A Politico/Morning Consult survey released Sept. 5 found that 76 percent of voters wanted the Trump administration to allow Dreamers to stay. More specifically, 58 percent of respondents wanted Dreamers to be offered a path to citizenship, while 18 percent believed that they should be offered legal resident status but not citizenship, Politico reports.
Fifteen percent of voters wanted Dreamers to be deported.
"Given the deeply polarizing nature of immigration issues, the broad support for allowing Dreamers to stay in the United States is notable," said Kyle Dropp, chief research officer of Morning Consult.
There was a bipartisan consensus on the issue, with 84 percent of Democratic voters saying that Dreamers should be allowed to stay while 74 percent of independent voters and 69 percent of Republican voters agreed. Meanwhile, only 24 percent of Republican voters, 12 percent of independent voters and 8 percent of Democratic voters wanted DACA recipients to be deported.
Support for the program remained high even among those voters who strongly approved of Trump's job performance; 60 percent said they wanted Dreamers to remain in the U.S. while 33 percent wanted them removed.
On Sept. 5, Attorney General Jeff Sessions announced that Trump would end the DACA by rescinding an executive order signed by former President Barack Obama in 2012. The program would be phased out until effectively ending in March 2018.
"This will enable [Department of Homeland Security] to conduct an orderly change and fulfill the desire of this administration to create a time period for Congress to act -- should it so choose," Sessions said, according to The Hill. "We firmly believe this is the responsible path."
Trump later released a statement asserting: "There can be no path to principled immigration reform if the executive branch is able to rewrite or nullify federal laws at will ... Congress now has the opportunity to advance responsible immigration reform that puts American jobs and American security first."

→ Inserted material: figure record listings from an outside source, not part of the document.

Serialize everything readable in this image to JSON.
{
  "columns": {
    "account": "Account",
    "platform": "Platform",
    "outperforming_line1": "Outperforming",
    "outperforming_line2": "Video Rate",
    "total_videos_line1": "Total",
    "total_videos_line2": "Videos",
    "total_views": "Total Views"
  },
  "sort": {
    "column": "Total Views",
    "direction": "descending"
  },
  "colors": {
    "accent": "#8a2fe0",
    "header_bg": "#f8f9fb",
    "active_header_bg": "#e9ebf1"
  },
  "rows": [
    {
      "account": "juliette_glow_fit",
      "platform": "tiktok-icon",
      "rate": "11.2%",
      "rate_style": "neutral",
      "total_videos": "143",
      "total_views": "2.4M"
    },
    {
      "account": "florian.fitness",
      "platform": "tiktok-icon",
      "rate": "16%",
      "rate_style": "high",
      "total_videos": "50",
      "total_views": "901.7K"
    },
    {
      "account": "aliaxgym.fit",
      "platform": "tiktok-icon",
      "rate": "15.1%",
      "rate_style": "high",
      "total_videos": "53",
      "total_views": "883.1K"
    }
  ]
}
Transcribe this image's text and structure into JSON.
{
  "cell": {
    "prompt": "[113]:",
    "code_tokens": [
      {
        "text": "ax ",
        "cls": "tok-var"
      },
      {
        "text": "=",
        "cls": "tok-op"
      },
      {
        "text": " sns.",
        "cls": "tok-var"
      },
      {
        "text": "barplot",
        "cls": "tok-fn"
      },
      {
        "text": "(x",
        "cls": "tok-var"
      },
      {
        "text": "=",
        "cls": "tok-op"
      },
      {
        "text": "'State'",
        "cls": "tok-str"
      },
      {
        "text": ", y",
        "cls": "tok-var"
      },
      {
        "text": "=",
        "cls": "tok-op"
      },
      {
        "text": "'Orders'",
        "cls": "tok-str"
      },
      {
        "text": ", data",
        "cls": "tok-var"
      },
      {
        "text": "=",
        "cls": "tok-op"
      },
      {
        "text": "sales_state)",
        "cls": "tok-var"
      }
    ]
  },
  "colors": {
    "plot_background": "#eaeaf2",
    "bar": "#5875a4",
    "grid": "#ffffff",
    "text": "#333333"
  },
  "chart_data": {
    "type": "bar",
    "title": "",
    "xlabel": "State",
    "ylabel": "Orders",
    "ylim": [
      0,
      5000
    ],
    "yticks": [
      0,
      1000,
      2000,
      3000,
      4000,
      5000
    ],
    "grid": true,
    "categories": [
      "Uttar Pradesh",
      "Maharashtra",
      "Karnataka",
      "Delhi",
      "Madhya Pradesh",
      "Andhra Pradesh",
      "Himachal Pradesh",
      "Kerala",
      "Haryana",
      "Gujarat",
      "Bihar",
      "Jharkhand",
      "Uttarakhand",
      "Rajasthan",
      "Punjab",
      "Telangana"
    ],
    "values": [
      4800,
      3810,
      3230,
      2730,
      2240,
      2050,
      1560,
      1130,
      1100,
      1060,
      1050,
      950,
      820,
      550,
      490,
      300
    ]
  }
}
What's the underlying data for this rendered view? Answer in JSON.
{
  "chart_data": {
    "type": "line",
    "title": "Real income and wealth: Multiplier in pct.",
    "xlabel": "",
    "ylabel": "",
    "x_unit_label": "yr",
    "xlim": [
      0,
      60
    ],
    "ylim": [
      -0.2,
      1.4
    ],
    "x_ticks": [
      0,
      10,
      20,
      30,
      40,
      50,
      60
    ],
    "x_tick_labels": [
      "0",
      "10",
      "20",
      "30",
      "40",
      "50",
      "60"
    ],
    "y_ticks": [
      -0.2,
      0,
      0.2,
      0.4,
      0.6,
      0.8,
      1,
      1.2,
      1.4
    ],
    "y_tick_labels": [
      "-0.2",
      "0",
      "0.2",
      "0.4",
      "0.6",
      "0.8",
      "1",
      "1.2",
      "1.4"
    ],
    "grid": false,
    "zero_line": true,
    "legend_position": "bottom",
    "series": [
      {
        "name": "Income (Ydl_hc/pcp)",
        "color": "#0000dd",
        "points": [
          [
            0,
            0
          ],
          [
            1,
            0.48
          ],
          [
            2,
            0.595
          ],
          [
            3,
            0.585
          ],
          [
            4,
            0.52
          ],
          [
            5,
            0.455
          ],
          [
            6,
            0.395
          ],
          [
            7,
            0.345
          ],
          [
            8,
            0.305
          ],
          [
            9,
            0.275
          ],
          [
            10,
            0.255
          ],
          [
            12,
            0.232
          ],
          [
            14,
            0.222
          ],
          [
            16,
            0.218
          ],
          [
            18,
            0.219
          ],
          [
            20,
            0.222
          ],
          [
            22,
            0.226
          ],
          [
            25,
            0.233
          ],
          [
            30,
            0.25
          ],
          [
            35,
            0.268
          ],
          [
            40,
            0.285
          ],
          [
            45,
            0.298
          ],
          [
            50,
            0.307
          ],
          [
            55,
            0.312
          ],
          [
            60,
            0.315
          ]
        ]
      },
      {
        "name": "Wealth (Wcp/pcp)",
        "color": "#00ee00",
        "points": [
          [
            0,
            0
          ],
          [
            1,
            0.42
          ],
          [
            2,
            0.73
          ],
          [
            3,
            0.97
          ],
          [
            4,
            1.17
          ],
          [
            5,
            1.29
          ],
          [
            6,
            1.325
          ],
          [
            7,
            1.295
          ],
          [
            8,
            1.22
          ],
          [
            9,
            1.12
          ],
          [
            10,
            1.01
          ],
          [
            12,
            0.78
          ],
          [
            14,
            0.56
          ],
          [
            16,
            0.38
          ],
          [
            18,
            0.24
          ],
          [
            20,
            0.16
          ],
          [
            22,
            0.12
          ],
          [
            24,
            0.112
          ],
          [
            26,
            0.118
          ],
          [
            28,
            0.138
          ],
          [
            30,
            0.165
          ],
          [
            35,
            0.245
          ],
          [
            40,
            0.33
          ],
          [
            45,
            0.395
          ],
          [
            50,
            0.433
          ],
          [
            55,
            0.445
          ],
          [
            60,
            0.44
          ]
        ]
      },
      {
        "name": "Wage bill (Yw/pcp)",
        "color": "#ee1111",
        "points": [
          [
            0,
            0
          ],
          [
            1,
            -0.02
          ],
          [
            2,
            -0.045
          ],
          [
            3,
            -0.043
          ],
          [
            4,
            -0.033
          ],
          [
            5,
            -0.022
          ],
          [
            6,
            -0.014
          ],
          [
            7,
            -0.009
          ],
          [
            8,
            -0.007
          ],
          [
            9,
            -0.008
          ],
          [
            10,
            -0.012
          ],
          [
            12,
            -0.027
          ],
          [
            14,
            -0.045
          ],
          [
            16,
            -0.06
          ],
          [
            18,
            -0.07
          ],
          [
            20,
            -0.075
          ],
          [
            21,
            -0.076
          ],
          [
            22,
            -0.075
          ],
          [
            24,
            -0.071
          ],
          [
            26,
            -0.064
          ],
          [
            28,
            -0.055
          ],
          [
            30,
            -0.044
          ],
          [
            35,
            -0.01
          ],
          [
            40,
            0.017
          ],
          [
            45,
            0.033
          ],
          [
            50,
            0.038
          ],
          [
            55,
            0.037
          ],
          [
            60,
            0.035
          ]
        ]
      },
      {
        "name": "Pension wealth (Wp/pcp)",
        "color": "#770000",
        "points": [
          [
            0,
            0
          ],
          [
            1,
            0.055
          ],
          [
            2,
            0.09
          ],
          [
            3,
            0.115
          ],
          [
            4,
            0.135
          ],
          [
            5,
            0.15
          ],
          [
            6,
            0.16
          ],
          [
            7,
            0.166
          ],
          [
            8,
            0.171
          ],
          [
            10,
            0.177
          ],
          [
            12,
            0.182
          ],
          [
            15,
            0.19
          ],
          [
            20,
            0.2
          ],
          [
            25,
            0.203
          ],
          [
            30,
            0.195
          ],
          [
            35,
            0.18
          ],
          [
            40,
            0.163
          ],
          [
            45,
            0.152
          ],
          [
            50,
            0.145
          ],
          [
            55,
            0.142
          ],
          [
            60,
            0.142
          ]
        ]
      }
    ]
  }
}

Implemented in 2012, DACA allowed for undocumented immigrants who entered the U.S. after June 2007 and before they turned 16 years old to apply for a temporary working permit to find lawful employment. The program also granted Dreamers the opportunity to obtain a driver's license and enroll in college, in addition to shielding them from deportation, according to CNN.
DACA applicants had to turn over their information to the federal government, undergo a background check and pay a fine in order to receive protections. Dreamers' DACA status would be canceled if they were convicted of a crime or found to be engaging in gang activity. Many Dreamers entered the U.S. at a very young age and are unfamiliar with their origin country.
As of March 31, nearly 790,000 people had received DACA status since the program began.